Consumer confidence in the U.S. declined in July to a four-month low as Americans’ outlook for the economy dimmed.
The Thomson Reuters/University of Michigan preliminary index of sentiment dropped to 81.3 this month from 82.5 in June. The median projection in a Bloomberg News survey of 68 economists called for a July reading of 83.
Higher prices at grocery store checkout lines are souring attitudes and straining household budgets as they take a bigger bite out of workers’ paychecks. Absent a pickup in wage growth, a higher cost of living raises the risk that consumer spending, which accounts for almost 70 % of the economy, will cool.
“It’s a steady picture, the consumer is optimistic but not getting too carried away,” Sean Incremona, senior economist at 4Cast Inc. said.

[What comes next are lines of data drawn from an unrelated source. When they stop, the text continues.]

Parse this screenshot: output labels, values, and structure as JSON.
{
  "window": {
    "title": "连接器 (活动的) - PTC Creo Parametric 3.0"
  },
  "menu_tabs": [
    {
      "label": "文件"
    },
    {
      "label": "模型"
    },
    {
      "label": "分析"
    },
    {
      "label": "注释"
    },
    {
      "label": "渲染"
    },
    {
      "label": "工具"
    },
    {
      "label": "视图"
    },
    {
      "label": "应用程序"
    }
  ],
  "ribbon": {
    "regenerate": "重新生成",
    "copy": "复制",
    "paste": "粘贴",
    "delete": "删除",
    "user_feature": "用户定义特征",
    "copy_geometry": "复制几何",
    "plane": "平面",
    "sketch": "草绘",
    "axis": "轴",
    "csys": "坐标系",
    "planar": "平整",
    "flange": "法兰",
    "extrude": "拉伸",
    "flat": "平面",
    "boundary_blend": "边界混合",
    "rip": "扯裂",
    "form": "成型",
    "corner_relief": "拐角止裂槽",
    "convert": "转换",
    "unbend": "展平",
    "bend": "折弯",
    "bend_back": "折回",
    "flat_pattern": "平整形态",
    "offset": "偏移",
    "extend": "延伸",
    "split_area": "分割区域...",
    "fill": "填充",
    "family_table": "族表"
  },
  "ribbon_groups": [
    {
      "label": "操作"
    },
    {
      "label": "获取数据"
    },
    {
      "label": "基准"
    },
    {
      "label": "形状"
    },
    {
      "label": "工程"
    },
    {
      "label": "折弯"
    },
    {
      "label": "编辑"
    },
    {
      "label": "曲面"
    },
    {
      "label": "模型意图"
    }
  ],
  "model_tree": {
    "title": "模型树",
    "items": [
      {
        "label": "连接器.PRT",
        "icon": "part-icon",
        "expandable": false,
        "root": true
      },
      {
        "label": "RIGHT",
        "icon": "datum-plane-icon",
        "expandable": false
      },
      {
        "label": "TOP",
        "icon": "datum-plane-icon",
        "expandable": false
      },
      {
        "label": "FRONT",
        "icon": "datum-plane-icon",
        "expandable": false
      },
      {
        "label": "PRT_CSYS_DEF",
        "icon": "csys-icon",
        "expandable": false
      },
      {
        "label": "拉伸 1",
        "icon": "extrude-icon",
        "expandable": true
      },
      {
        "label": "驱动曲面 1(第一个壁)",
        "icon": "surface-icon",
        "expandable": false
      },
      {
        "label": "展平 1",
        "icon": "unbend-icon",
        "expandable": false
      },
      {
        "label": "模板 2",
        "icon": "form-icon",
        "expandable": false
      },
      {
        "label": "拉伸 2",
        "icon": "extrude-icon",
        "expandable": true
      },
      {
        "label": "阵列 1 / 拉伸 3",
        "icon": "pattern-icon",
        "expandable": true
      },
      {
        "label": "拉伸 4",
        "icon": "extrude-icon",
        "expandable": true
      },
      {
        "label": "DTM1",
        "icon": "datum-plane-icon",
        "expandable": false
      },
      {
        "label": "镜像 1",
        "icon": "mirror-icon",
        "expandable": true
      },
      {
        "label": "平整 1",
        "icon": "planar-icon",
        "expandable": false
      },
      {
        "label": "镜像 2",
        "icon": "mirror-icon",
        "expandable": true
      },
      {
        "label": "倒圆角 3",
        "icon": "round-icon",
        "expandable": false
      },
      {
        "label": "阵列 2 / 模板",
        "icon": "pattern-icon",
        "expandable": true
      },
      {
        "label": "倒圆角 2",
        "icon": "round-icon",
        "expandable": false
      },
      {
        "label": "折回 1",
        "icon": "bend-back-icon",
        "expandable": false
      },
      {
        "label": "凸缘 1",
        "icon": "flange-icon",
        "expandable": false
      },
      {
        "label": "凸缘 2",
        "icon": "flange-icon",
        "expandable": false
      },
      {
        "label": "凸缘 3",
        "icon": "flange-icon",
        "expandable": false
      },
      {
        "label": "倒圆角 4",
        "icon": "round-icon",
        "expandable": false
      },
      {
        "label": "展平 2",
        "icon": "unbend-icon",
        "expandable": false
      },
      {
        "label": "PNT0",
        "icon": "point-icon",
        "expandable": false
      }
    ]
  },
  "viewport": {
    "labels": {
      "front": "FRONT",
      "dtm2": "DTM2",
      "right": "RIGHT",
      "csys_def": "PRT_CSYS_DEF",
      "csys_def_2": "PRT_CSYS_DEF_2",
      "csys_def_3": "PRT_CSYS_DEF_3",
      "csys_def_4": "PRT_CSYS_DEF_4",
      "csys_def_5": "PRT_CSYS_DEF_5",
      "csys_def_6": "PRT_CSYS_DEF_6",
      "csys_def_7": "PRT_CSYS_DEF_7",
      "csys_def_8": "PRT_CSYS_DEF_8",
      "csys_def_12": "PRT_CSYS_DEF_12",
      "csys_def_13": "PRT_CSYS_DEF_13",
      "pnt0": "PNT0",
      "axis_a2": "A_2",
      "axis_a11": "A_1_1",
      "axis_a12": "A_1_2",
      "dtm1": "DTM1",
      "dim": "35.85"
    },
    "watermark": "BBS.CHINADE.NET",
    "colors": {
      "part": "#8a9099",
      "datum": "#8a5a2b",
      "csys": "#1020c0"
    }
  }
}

Higher wage gains would provide “the big boon” for the consumer, he said.
Estimates for the Michigan sentiment gauge in the Bloomberg survey of economists ranged from 80 to 85.2. The index averaged 89 in the five years before December 2007, at the beginning of the last economic slump, and 64.2 during the recession.
The Michigan sentiment survey’s measure of expectations six months from now decreased to a four-month low of 71.1 from 73.5 the prior month. The current conditions index, which measures Americans’ assessment of their personal finances, rose to 97.1 this month from 96.6 in June.